Dazu wollte sich Kaczynski nicht äußern. Auch nicht zur Tatsache, dass Polen unter allen Schengen-Mitgliedsstaaten in den letzten Jahren am meisten Arbeits-Visa an Nichteuropäer vergeben hat. Die von der PiS kontrollierte Staatsanwaltschaft versucht den Skandal ebenfalls runterzuspielen und spricht von „Unregelmäßigkeiten bei der Vergabe mehrerer hundert Arbeitsvisa“ in einigen arabischen Ländern sowie in Indien, den Philippinen, Singapur, Hongkong und Taiwan. Als Journalisten immer drängender fragten, wo Ex-Minister Wawrzyk, der mutmaßliche Drahtzieher hinter dem System der korrupten Visavergabe, nach seiner Entlassung abgeblieben war, bekannte Justizminister Zbigniew Ziobro, dass dieser nach einem Suizidversuch in ein Krankenhaus eingeliefert werden musste.
PiS-Wahlsieg im Oktober könnte wackeln
Die Visa-Affäre konnte die PiS den Sieg bei den Parlamentswahlen in einem Monat kosten. Denn die Heuchelei der Regierungspartei ist nun allzu deutlich geworden: während der von der PiS kontrollierte Staatssender TVP allabendlich in den Hauptnachrichten gegen Schwarze und Araber hetzt, diese als Kriminelle, Drogenabhängige, Vergewaltiger, Sozialschmarotzer, Gewalttäter verunglimpft und dazu Bilder von Straßenkrawallen, brennenden Autos und Plünderungen von Lebensmittläden zeigt, ist es andererseits gerade diee PiS, die so viele außereuropäische Ausländer ins Land geholt hat, wie keine andere Partei vor ihr. Dabei soll die Wahl der PiS gleichbedeutend sein mit der „Sicheren Zukunft der Polen“, wie es das PiS-Wahlkampfmotto den Wählern vorgaukelt.

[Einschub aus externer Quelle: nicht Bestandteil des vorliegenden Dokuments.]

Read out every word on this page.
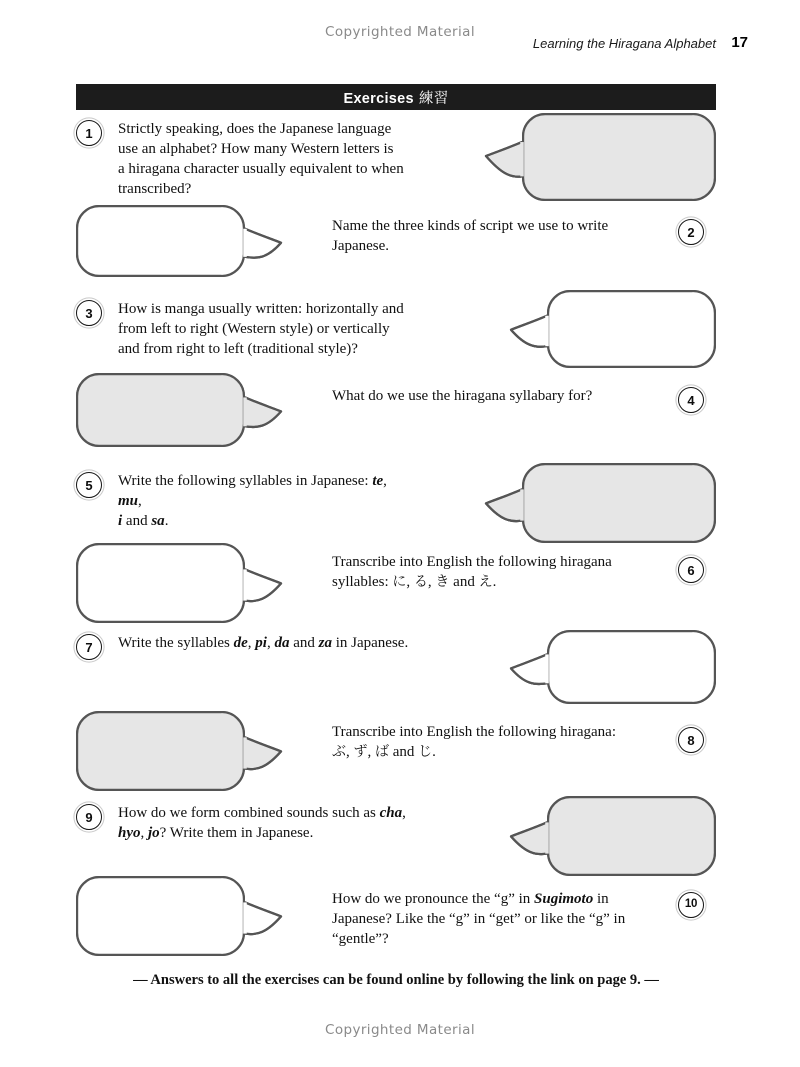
Copyrighted Material
Learning the Hiragana Alphabet 17
Exercises 練習
1	Strictly speaking, does the Japanese language use an alphabet? How many Western letters is
a hiragana character usually equivalent to when transcribed?
2
Name the three kinds of script we use to write Japanese.
3	How is manga usually written: horizontally and from left to right (Western style) or vertically and from right to left (traditional style)?
4
What do we use the hiragana syllabary for?
5	Write the following syllables in Japanese: te, mu,
i and sa.
6
Transcribe into English the following hiragana syllables: に, る, き and え.
7	Write the syllables de, pi, da and za in Japanese.
8
Transcribe into English the following hiragana:
ぶ, ず, ば and じ.
9	How do we form combined sounds such as cha,
hyo, jo? Write them in Japanese.
10
How do we pronounce the “g” in Sugimoto in Japanese? Like the “g” in “get” or like the “g” in “gentle”?
— Answers to all the exercises can be found online by following the link on page 9. —
Copyrighted Material
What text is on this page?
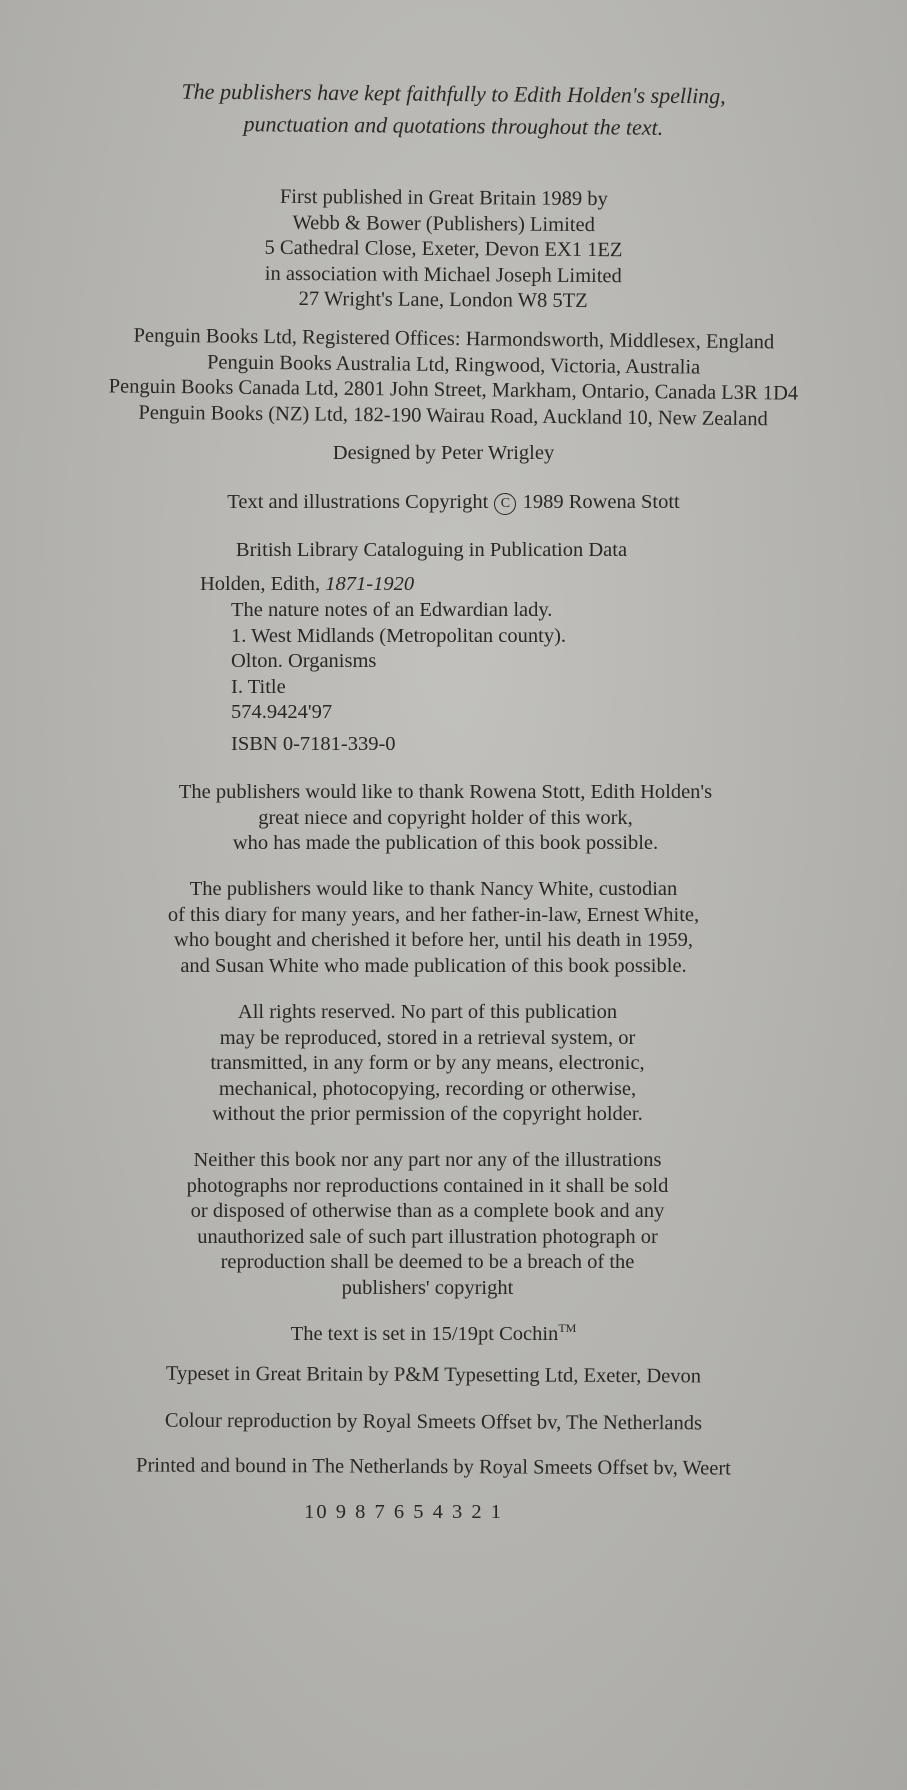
The publishers have kept faithfully to Edith Holden's spelling,
punctuation and quotations throughout the text.
First published in Great Britain 1989 by
Webb & Bower (Publishers) Limited
5 Cathedral Close, Exeter, Devon EX1 1EZ
in association with Michael Joseph Limited
27 Wright's Lane, London W8 5TZ
Penguin Books Ltd, Registered Offices: Harmondsworth, Middlesex, England
Penguin Books Australia Ltd, Ringwood, Victoria, Australia
Penguin Books Canada Ltd, 2801 John Street, Markham, Ontario, Canada L3R 1D4
Penguin Books (NZ) Ltd, 182-190 Wairau Road, Auckland 10, New Zealand
Designed by Peter Wrigley
Text and illustrations Copyright C 1989 Rowena Stott
British Library Cataloguing in Publication Data
Holden, Edith, 1871-1920
The nature notes of an Edwardian lady.
1. West Midlands (Metropolitan county).
Olton. Organisms
I. Title
574.9424'97
ISBN 0-7181-339-0
The publishers would like to thank Rowena Stott, Edith Holden's
great niece and copyright holder of this work,
who has made the publication of this book possible.
The publishers would like to thank Nancy White, custodian
of this diary for many years, and her father-in-law, Ernest White,
who bought and cherished it before her, until his death in 1959,
and Susan White who made publication of this book possible.
All rights reserved. No part of this publication
may be reproduced, stored in a retrieval system, or
transmitted, in any form or by any means, electronic,
mechanical, photocopying, recording or otherwise,
without the prior permission of the copyright holder.
Neither this book nor any part nor any of the illustrations
photographs nor reproductions contained in it shall be sold
or disposed of otherwise than as a complete book and any
unauthorized sale of such part illustration photograph or
reproduction shall be deemed to be a breach of the
publishers' copyright
The text is set in 15/19pt Cochin™
Typeset in Great Britain by P&M Typesetting Ltd, Exeter, Devon
Colour reproduction by Royal Smeets Offset bv, The Netherlands
Printed and bound in The Netherlands by Royal Smeets Offset bv, Weert
10 9 8 7 6 5 4 3 2 1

Sehr populär sind auch Bilder von der polnisch-belarussischen Grenze, wo die PiS-Regierung auf 200 von insgesamt rund 400 Kilometern Grenze einen fünf Meter hohen Stahlzaun hat hochziehen lassen. Gezeigt wird ein Mann, der immer wieder mit einer simplen Schaufel auf Drahtrollen und Stacheldraht einschlägt, die frühere Grenzanlage.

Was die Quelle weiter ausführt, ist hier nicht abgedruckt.